Here are some other comments and suggestions:
- The format of citations are confusing. Please use parentheses when appropriate. For example, the citations in the first line of introduction should be parenthesized.
- (Section 3.1) "ensuring extremely faithful..." -> "extremely" is not a proper word to be used in a scientific paper
- (Section 3.4) "Then we randomly select N ∈ {2, 3} samples from D, mix and concatenate them at random." -> One of the problems of such artificially created mixture is the inconsistency of sound characteristics in different component sounds such as reverberations and microphone quality.

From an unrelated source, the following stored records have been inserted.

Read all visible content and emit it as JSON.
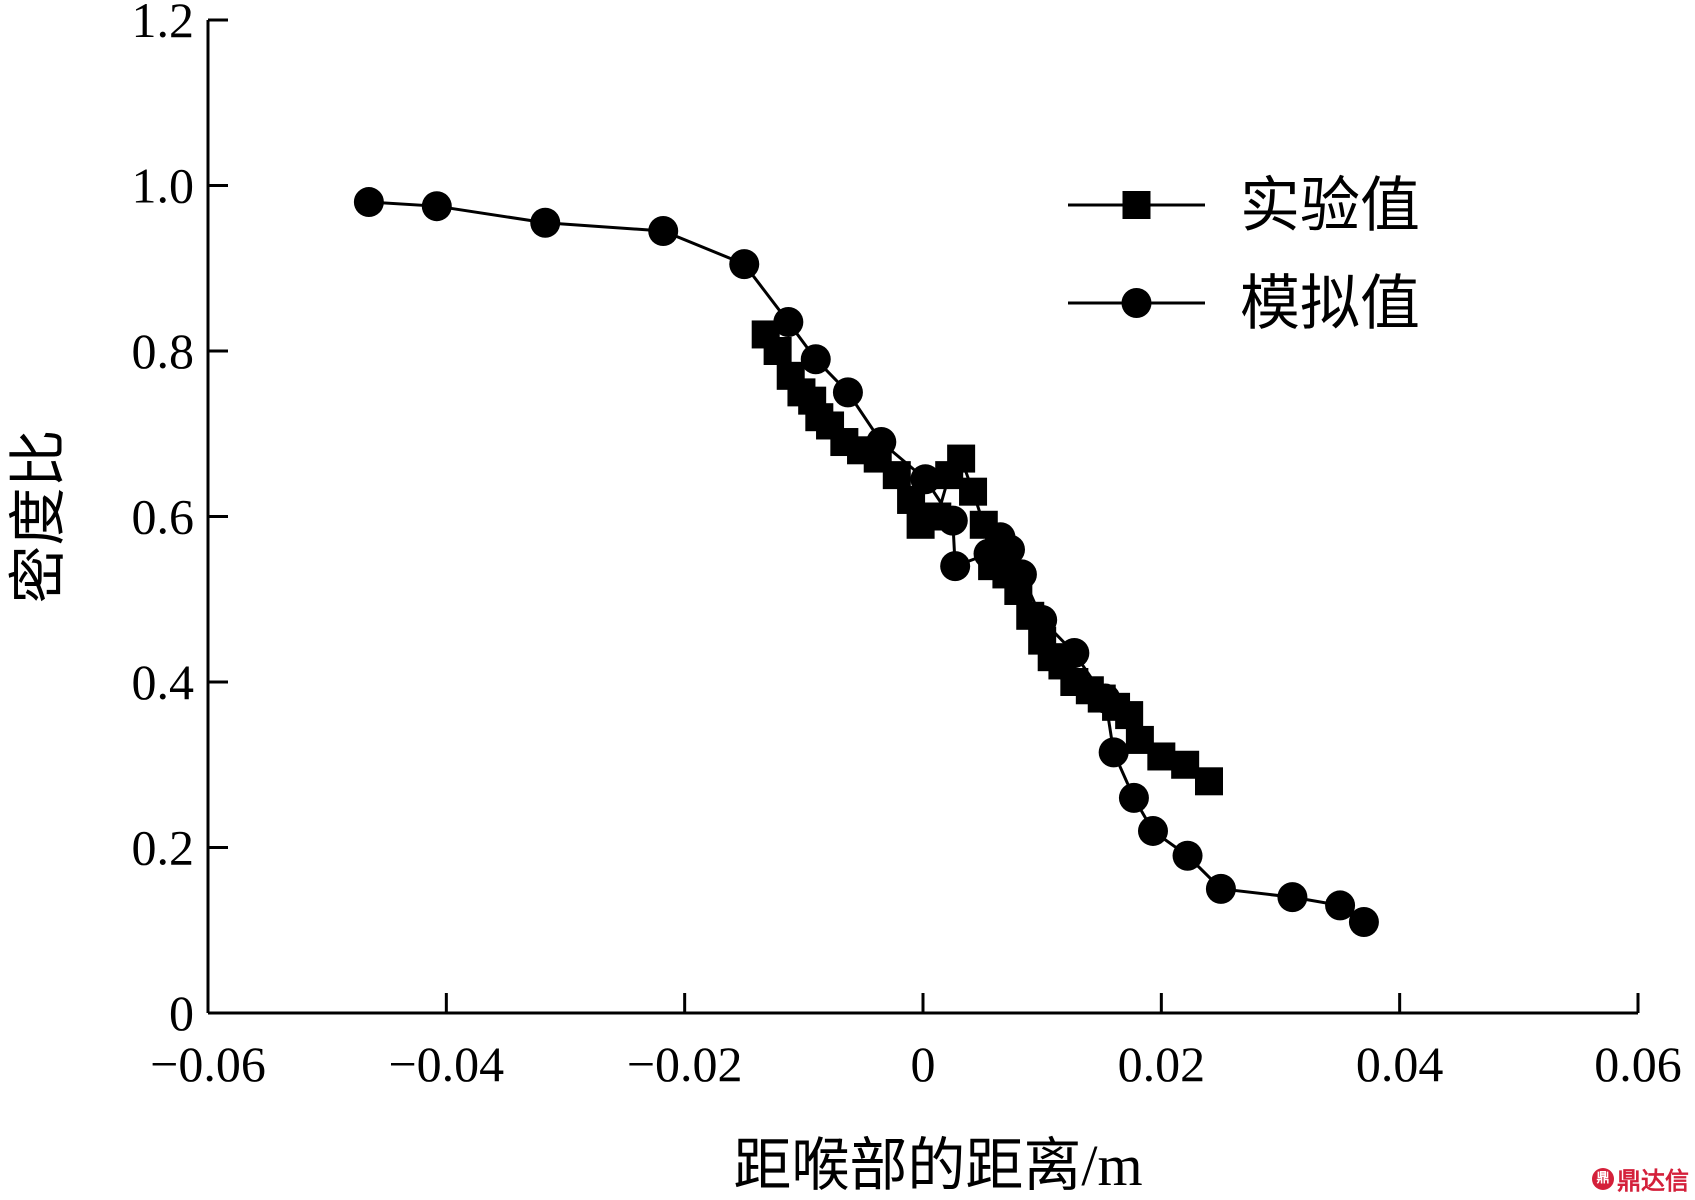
{
  "chart_data": {
    "type": "line",
    "title": "",
    "xlabel": "距喉部的距离/m",
    "ylabel": "密度比",
    "xlim": [
      -0.06,
      0.06
    ],
    "ylim": [
      0,
      1.2
    ],
    "x_ticks": [
      -0.06,
      -0.04,
      -0.02,
      0,
      0.02,
      0.04,
      0.06
    ],
    "x_tick_labels": [
      "−0.06",
      "−0.04",
      "−0.02",
      "0",
      "0.02",
      "0.04",
      "0.06"
    ],
    "y_ticks": [
      0,
      0.2,
      0.4,
      0.6,
      0.8,
      1.0,
      1.2
    ],
    "y_tick_labels": [
      "0",
      "0.2",
      "0.4",
      "0.6",
      "0.8",
      "1.0",
      "1.2"
    ],
    "grid": false,
    "legend_position": "top-right",
    "series": [
      {
        "name": "实验值",
        "marker": "square",
        "color": "#000000",
        "x": [
          -0.0132,
          -0.0122,
          -0.0111,
          -0.0102,
          -0.0093,
          -0.0087,
          -0.0078,
          -0.0066,
          -0.0052,
          -0.0038,
          -0.0022,
          -0.001,
          -0.0002,
          0.0012,
          0.0022,
          0.0032,
          0.0042,
          0.0051,
          0.0058,
          0.0063,
          0.007,
          0.008,
          0.009,
          0.01,
          0.0108,
          0.0117,
          0.0127,
          0.014,
          0.015,
          0.0162,
          0.0173,
          0.0182,
          0.02,
          0.022,
          0.024
        ],
        "y": [
          0.82,
          0.8,
          0.77,
          0.75,
          0.74,
          0.72,
          0.71,
          0.69,
          0.68,
          0.67,
          0.65,
          0.62,
          0.59,
          0.6,
          0.65,
          0.67,
          0.63,
          0.59,
          0.54,
          0.55,
          0.53,
          0.51,
          0.48,
          0.45,
          0.43,
          0.42,
          0.4,
          0.39,
          0.38,
          0.37,
          0.36,
          0.33,
          0.31,
          0.3,
          0.28
        ]
      },
      {
        "name": "模拟值",
        "marker": "circle",
        "color": "#000000",
        "x": [
          -0.0465,
          -0.0408,
          -0.0317,
          -0.0218,
          -0.015,
          -0.0113,
          -0.009,
          -0.0063,
          -0.0035,
          0.0002,
          0.0025,
          0.0027,
          0.0055,
          0.0065,
          0.0073,
          0.0083,
          0.01,
          0.0127,
          0.0153,
          0.016,
          0.0177,
          0.0193,
          0.0222,
          0.025,
          0.031,
          0.035,
          0.037
        ],
        "y": [
          0.98,
          0.975,
          0.955,
          0.945,
          0.905,
          0.835,
          0.79,
          0.75,
          0.69,
          0.645,
          0.595,
          0.54,
          0.555,
          0.575,
          0.56,
          0.53,
          0.475,
          0.435,
          0.38,
          0.315,
          0.26,
          0.22,
          0.19,
          0.15,
          0.14,
          0.13,
          0.11
        ]
      }
    ]
  },
  "watermark": {
    "logo_text": "鼎",
    "text": "鼎达信",
    "color": "#d4203a"
  }
}
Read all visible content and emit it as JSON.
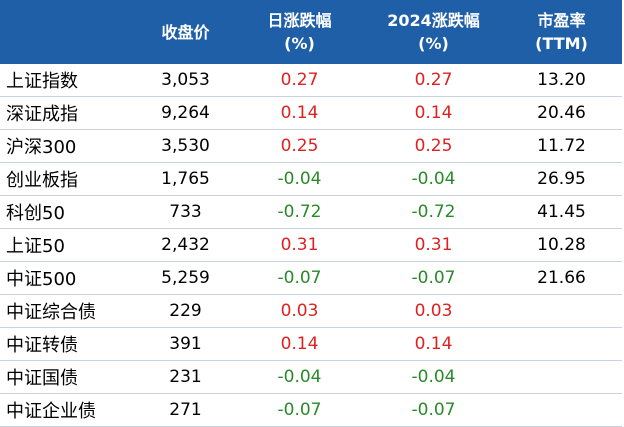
{
  "colors": {
    "header_bg": "#1f5fa8",
    "header_text": "#ffffff",
    "up": "#e02020",
    "down": "#2a8a2a"
  },
  "header": {
    "name": "",
    "close": "收盘价",
    "daily_line1": "日涨跌幅",
    "daily_line2": "(%)",
    "ytd_line1": "2024涨跌幅",
    "ytd_line2": "(%)",
    "pe_line1": "市盈率",
    "pe_line2": "(TTM)"
  },
  "rows": [
    {
      "name": "上证指数",
      "close": "3,053",
      "daily": "0.27",
      "ytd": "0.27",
      "pe": "13.20",
      "dir": "up"
    },
    {
      "name": "深证成指",
      "close": "9,264",
      "daily": "0.14",
      "ytd": "0.14",
      "pe": "20.46",
      "dir": "up"
    },
    {
      "name": "沪深300",
      "close": "3,530",
      "daily": "0.25",
      "ytd": "0.25",
      "pe": "11.72",
      "dir": "up"
    },
    {
      "name": "创业板指",
      "close": "1,765",
      "daily": "-0.04",
      "ytd": "-0.04",
      "pe": "26.95",
      "dir": "down"
    },
    {
      "name": "科创50",
      "close": "733",
      "daily": "-0.72",
      "ytd": "-0.72",
      "pe": "41.45",
      "dir": "down"
    },
    {
      "name": "上证50",
      "close": "2,432",
      "daily": "0.31",
      "ytd": "0.31",
      "pe": "10.28",
      "dir": "up"
    },
    {
      "name": "中证500",
      "close": "5,259",
      "daily": "-0.07",
      "ytd": "-0.07",
      "pe": "21.66",
      "dir": "down"
    },
    {
      "name": "中证综合债",
      "close": "229",
      "daily": "0.03",
      "ytd": "0.03",
      "pe": "",
      "dir": "up"
    },
    {
      "name": "中证转债",
      "close": "391",
      "daily": "0.14",
      "ytd": "0.14",
      "pe": "",
      "dir": "up"
    },
    {
      "name": "中证国债",
      "close": "231",
      "daily": "-0.04",
      "ytd": "-0.04",
      "pe": "",
      "dir": "down"
    },
    {
      "name": "中证企业债",
      "close": "271",
      "daily": "-0.07",
      "ytd": "-0.07",
      "pe": "",
      "dir": "down"
    }
  ]
}
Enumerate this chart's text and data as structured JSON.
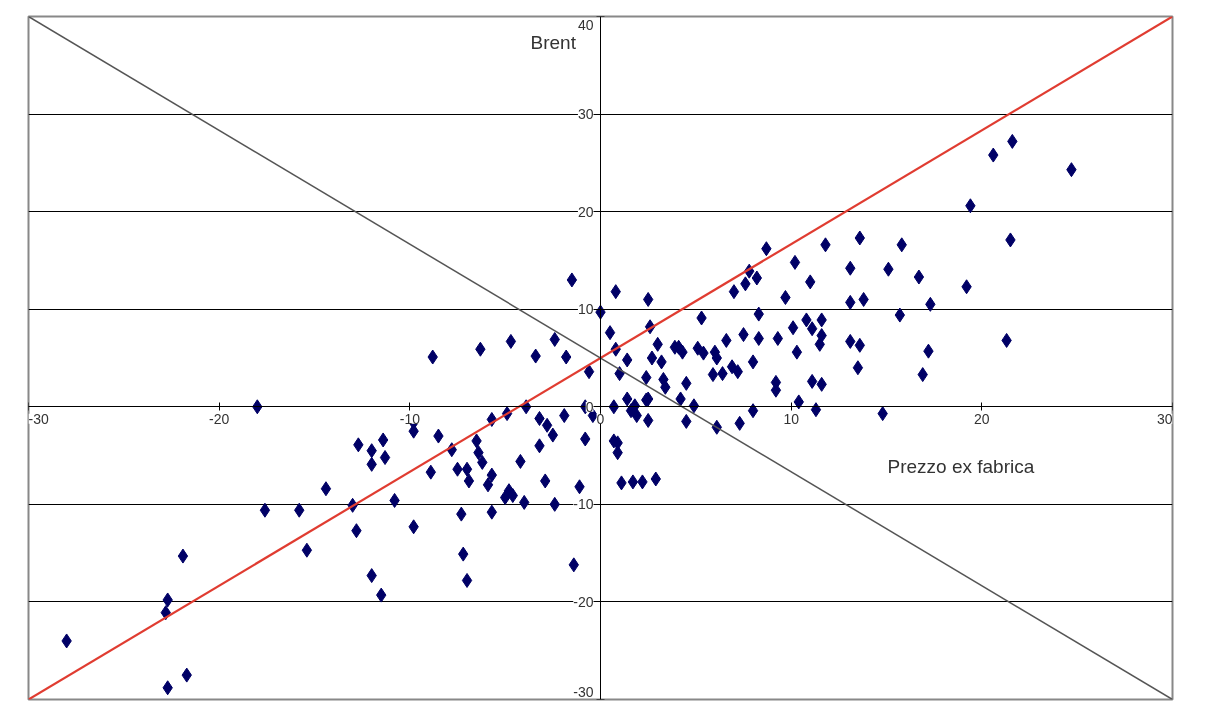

- (Section 3.4) "we bind them with start, mid or end depending ..." -> This offers a poor time resolution. It remains unclear how this method can be scaled up to long-form audio generation.
- (Section 3.5) "Furthermore, the use of a 2D-convolution layer and spatial transformer-stacked U-Net architecture limits the model's ability to generate variable-length audio." -> Not sure why this is the case. I believe UNets can generate the desired output length if you can provide a noise sequence of the same length. Please provide more supporting evidence for your argument.
- (Section 4.1) "This results in a dataset composed of 0.92 million audio text pairs, ..." -> From this I assume there is an intense filtering involved during the preprocessing since AudioSet has 2M samples and is rather noisy. Please include some descriptions on the data cleaning approach in the main text as it is a critical step.
- (Section 4.2) AudioCaps and Clotho are both noisy datasets, so FD and FAD doesn't necessarily measure the audio quality. Moreover, I believe KL doesn't measure the audio quality. CLAP is also known to perform poorly on complex audio with multiple sources and temporal ordering.
- (Section 5) "TETA achieves the SOTA audio generation quality in both objective and subjective metrics and extends the boundaries of the T2A." -> This is a problematic statement as the authors only evaluated the systems on AudioCaps and Clotho.